LADC 2013 : Latin-American Symposium on Dependable Computing

Tutorial #1: Checkpointing and Debugging in Distributed Computing

Michel Raynal
Institut Universitaire de France & IRISA, Université de Rennes 1
Campus de Beaulieu, 35042 Rennes Cedex, France
raynal@irisa.fr
Duration: 1,5 hours

Abstract:

This tutorial addresses two complementary topics: checkpointing and debugging (detection of properties and replay) in distributed message-passing computations.

The first part, which is on checkpointing, will introduce the notions of local and global checkpoints, and present a theorem stating a necessary and sufficient condition for a set of local checkpoints to belong to the same consistent global checkpoint. Then, it will consider two consistency conditions, which can be associated with a distributed computation enriched with local checkpoints. The first consistency condition (called z-cycle-freedom) ensures that any local checkpoint, which has been taken by a process, belongs to a consistent global checkpoint. The second consistency condition (called rollback-dependency trackability) is stronger. It states that a consistent global checkpoint can be associated on the fly with any local checkpoint (i.e., without additional communication). The tutorial will discuss these consistency conditions and present algorithms that, once superimposed on a distributed execution, ensure that the corresponding consistency condition is satisfied. It will also present a message logging algorithm suited to uncoordinated checkpointing.

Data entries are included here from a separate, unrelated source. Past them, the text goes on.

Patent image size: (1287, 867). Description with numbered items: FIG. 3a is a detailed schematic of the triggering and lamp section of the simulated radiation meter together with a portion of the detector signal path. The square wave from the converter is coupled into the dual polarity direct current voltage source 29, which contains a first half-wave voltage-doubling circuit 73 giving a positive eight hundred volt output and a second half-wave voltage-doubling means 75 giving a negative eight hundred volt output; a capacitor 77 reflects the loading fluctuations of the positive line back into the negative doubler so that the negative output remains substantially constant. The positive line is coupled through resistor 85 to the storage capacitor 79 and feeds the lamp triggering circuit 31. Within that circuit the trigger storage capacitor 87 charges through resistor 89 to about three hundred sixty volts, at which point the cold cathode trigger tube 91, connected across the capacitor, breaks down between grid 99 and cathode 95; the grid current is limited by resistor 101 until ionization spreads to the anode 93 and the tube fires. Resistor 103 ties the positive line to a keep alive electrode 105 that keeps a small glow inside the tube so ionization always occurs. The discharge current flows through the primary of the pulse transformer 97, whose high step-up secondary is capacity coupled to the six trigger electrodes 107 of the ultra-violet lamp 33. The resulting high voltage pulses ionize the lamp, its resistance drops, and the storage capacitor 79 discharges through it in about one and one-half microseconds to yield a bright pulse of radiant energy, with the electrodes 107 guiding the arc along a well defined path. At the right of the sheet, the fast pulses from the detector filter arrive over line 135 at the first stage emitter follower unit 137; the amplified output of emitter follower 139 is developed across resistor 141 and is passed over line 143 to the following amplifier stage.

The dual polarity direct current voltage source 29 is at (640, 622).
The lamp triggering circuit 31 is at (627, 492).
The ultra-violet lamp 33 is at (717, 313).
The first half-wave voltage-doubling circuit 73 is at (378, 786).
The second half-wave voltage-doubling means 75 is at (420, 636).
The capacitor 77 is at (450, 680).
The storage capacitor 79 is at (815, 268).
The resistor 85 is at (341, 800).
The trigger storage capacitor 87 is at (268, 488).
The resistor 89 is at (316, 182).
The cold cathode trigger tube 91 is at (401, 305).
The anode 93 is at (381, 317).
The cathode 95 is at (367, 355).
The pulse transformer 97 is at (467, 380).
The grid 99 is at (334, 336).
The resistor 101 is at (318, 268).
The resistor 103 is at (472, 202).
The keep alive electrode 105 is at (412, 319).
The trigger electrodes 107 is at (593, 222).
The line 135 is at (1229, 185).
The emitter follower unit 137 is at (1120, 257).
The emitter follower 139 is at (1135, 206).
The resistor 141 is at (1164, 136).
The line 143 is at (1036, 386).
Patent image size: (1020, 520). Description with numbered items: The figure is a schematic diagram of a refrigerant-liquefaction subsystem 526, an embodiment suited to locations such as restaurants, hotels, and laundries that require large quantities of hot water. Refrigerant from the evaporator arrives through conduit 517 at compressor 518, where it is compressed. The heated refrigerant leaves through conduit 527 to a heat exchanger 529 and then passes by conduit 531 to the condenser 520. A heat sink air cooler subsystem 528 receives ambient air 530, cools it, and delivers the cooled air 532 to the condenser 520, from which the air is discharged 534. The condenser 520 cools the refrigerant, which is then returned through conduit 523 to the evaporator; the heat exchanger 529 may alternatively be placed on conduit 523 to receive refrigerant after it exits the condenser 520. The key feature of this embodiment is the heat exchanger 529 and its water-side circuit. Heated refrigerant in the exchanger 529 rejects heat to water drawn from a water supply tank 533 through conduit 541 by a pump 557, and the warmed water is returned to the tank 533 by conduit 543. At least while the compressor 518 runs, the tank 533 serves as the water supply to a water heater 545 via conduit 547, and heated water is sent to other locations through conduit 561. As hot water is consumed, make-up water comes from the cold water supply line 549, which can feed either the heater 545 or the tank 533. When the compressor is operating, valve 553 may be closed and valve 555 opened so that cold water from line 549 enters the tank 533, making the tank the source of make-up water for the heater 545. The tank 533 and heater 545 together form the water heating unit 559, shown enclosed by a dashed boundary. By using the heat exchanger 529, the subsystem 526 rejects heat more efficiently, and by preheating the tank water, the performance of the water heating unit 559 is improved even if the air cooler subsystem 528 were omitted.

The second part of the tutorial will be devoted to the debugging of asynchronous message-passing computations. Distributed programs are more difficult to design than sequential programs. This is mainly due to asynchrony, which makes the notion of a global state difficult to master and exploit. It follows that distributed debugging of distributed programs is much more difficult than its sequential counterpart. Two fundamental issues are attached to distributed debugging: the replay of distributed executions and the detection of global properties of these executions, mainly when these properties are unstable (while, once true, a stable property remains true forever, this is no longer the case for unstable properties). The tutorial will discuss these two important issues and will present several approaches and algorithms that have been proposed to solve them.

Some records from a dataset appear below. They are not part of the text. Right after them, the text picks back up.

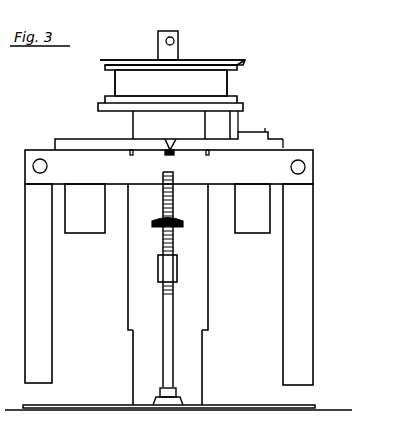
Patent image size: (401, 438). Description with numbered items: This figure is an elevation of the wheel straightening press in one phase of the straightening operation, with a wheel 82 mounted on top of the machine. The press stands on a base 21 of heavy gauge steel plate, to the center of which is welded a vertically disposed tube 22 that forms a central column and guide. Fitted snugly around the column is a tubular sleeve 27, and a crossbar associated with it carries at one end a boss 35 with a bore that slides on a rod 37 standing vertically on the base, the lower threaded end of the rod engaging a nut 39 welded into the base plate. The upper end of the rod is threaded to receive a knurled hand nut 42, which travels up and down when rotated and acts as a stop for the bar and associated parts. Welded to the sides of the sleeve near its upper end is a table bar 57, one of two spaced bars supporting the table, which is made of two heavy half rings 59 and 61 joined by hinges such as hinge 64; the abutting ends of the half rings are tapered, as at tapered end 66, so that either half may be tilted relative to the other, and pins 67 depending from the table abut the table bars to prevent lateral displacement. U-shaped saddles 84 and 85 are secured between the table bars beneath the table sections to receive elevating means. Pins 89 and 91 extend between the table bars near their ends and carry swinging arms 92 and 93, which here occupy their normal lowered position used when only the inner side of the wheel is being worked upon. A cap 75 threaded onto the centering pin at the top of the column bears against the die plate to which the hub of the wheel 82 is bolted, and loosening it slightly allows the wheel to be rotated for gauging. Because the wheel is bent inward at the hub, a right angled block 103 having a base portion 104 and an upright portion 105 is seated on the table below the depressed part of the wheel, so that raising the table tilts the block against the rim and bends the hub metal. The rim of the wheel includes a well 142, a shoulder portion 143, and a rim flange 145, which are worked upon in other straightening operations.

The base 21 is at (103, 405).
The tube 22 is at (193, 357).
The tubular sleeve 27 is at (203, 265).
The boss 35 is at (163, 270).
The rod 37 is at (170, 318).
The nut 39 is at (178, 392).
The knurled hand nut 42 is at (152, 225).
The table bar 57 is at (169, 167).
The half ring 59 is at (284, 143).
The half ring 61 is at (62, 137).
The hinge 64 is at (175, 156).
The tapered end 66 is at (167, 139).
The pin 67 is at (210, 153).
The cap 75 is at (172, 48).
The wheel 82 is at (241, 57).
The saddle 84 is at (252, 208).
The saddle 85 is at (85, 208).
The pin 89 is at (305, 167).
The pin 91 is at (33, 166).
The swinging arm 92 is at (298, 284).
The swinging arm 93 is at (38, 283).
The right angled block 103 is at (240, 128).
The base portion 104 is at (267, 133).
The upright portion 105 is at (240, 118).
The well 142 is at (118, 86).
The shoulder portion 143 is at (107, 68).
The rim flange 145 is at (100, 62).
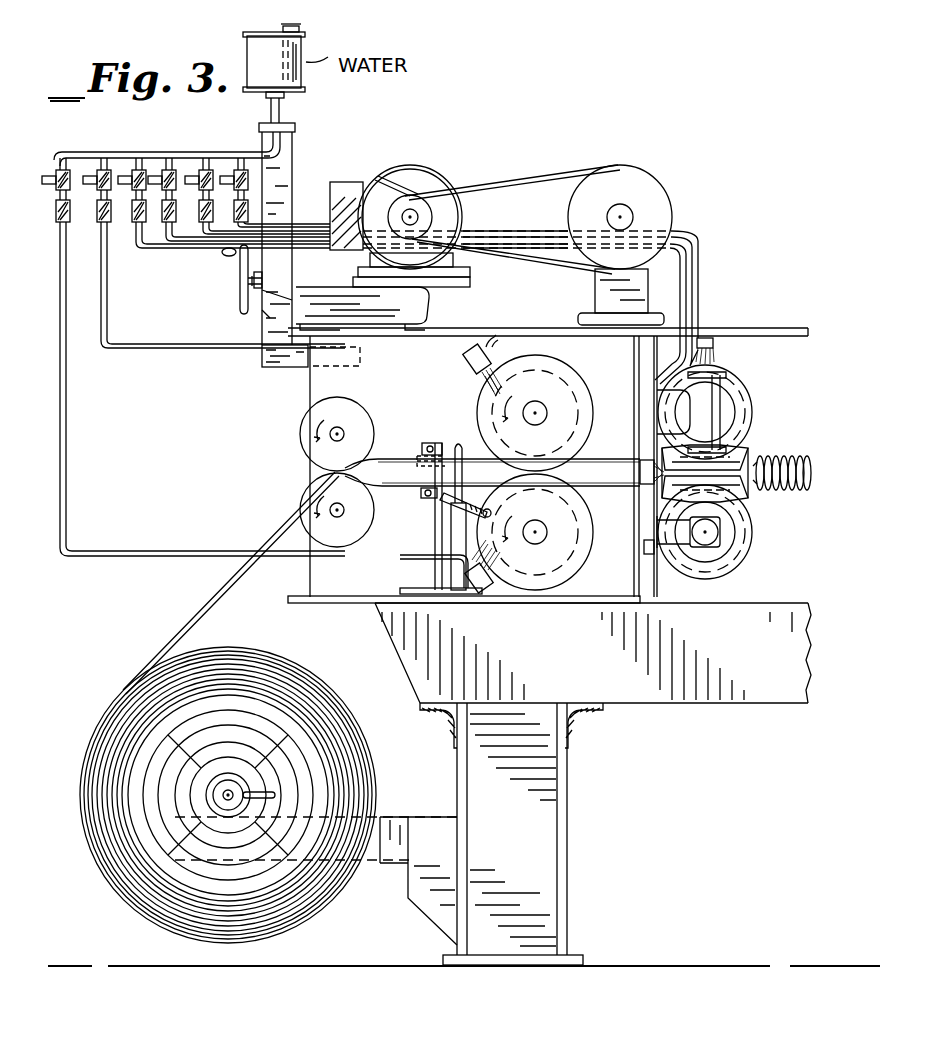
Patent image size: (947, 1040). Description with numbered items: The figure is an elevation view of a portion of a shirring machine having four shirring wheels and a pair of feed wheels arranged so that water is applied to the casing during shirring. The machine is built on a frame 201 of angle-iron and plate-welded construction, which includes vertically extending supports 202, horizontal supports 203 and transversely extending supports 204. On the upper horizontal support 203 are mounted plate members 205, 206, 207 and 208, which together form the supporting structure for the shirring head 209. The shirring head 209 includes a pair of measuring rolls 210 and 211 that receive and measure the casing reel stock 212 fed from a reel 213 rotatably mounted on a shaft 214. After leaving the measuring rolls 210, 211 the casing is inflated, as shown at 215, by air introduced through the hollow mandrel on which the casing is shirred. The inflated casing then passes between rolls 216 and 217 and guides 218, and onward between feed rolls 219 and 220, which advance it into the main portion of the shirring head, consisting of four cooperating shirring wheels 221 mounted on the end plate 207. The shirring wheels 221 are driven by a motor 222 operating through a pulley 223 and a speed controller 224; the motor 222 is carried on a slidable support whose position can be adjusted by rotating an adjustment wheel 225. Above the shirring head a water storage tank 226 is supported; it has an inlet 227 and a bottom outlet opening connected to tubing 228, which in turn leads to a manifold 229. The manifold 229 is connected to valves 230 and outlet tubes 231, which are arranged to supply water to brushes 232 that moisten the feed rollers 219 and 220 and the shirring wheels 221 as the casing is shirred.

The frame 201 is at (670, 810).
The vertically extending supports 202 is at (568, 894).
The horizontal supports 203 is at (732, 704).
The transversely extending supports 204 is at (448, 732).
The plate member 205 is at (320, 604).
The plate member 206 is at (314, 392).
The end plate 207 is at (640, 583).
The plate member 208 is at (572, 338).
The shirring head 209 is at (782, 545).
The measuring roll 210 is at (360, 534).
The measuring roll 211 is at (366, 428).
The casing reel stock 212 is at (188, 624).
The reel 213 is at (306, 912).
The shaft 214 is at (224, 790).
The inflated casing 215 is at (472, 458).
The roll 216 is at (424, 442).
The roll 217 is at (426, 498).
The guides 218 is at (462, 444).
The feed roll 219 is at (590, 430).
The feed roll 220 is at (566, 574).
The shirring wheels 221 is at (745, 400).
The motor 222 is at (405, 170).
The pulley 223 is at (530, 178).
The speed controller 224 is at (638, 172).
The adjustment wheel 225 is at (240, 304).
The water storage tank 226 is at (246, 52).
The inlet 227 is at (300, 27).
The tubing 228 is at (284, 111).
The manifold 229 is at (184, 150).
The valves 230 is at (264, 196).
The outlet tubes 231 is at (68, 398).
The brushes 232 is at (480, 380).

Tutorial #2: Architecting Resilience in Self-Adaptive Systems

Javier Cámara
Department of Informatics Engineering, University of Coimbra
3030-290 Coimbra, Portugal
jcmoreno@dei.uc.pt

Rogério de Lemos
School of Computing, University of Kent
Canterbury, Kent CT2 7NF, UK
r.delemos@kent.ac.uk

Duration: 1.5 hours

Abstract:

The important concern for modern software systems is to become more cost-effective, while being versatile, flexible, resilient, dependable, energy-efficient, customisable, configurable and self-optimising when reacting to run-time changes that may occur within the system itself, its environment or requirements. One of the most promising approaches to achieving such properties is to equip software systems with self-managing capabilities using self-adaptation mechanisms. Despite recent advances in this area, one key aspect of self-adaptive systems that remains to be tackled in depth is assurances: that is, the provision of evidence that the system satisfies its stated functional and non-functional requirements during its operation in the presence of self-adaptation.

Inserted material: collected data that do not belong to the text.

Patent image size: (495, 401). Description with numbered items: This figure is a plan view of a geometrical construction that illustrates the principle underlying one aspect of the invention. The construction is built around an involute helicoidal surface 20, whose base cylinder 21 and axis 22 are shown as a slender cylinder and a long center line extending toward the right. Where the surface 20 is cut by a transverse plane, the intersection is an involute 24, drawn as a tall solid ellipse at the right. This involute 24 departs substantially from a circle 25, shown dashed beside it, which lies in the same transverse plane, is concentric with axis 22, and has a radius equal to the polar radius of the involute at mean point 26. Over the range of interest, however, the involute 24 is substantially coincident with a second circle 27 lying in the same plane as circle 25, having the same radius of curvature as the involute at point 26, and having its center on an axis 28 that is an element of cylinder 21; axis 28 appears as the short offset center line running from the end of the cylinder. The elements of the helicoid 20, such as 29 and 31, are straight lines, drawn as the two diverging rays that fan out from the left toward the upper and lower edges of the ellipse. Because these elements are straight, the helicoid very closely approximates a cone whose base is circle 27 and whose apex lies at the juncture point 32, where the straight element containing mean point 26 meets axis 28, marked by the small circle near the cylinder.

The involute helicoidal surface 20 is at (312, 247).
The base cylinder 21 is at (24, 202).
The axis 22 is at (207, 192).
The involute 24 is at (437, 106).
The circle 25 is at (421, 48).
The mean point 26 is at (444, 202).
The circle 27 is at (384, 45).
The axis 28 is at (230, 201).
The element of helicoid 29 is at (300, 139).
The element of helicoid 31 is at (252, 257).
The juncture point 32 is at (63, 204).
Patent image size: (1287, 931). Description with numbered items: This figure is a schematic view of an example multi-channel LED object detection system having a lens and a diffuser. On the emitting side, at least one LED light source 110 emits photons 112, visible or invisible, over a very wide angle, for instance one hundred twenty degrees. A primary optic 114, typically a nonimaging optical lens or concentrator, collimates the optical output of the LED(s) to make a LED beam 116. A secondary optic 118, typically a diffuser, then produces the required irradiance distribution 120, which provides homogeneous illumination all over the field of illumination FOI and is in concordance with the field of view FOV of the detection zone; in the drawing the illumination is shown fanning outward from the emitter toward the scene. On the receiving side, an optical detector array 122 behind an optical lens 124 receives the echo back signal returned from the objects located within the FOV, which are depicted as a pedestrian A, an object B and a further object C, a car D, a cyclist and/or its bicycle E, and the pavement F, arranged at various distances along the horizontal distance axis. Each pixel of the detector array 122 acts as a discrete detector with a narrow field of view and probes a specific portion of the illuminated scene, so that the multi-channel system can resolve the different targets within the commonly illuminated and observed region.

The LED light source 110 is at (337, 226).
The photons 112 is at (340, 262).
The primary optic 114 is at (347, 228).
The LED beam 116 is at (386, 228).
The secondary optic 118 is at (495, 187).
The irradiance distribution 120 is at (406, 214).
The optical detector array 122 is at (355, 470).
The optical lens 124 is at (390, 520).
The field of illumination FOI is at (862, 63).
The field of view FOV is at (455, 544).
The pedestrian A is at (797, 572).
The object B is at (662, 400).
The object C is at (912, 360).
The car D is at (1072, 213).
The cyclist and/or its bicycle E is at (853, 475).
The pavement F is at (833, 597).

The goal of this tutorial is to discuss the fundamental principles, models, methods, techniques, mechanisms, state-of-the-art, and challenges for the provision of assurances in self-adaptive software systems.

Tutorial #3: Holistic Optimization of Distribution Automation Smart-Grid Designs using Survivability Modeling

Alberto Avritzer
Siemens Corporate Research
alberto.avritzer@siemens.com

Daniel Mensache
Universidade Federal do Rio de Janeiro (UFRJ)

Duration: 1,5 hours

Abstract:

Smart grids are fostering a paradigm shift in the realm of power distribution systems. Whereas traditionally different components of the power distribution system havebeen provided and analyzed by different teams, smart grids require a unified and holistic approach taking into consideration the interplay of distributed generation, distribution automation topology, intelligent features, and others.

In this tutorial, we describe the use of transient survivability metrics to create better distribution automation network designs. Our approach combines survivability analysis and power flow analysis to
assess the survivability of the distribution power grid network.

We conclude the tutorial by presenting practical optimization results based on real distribution grids.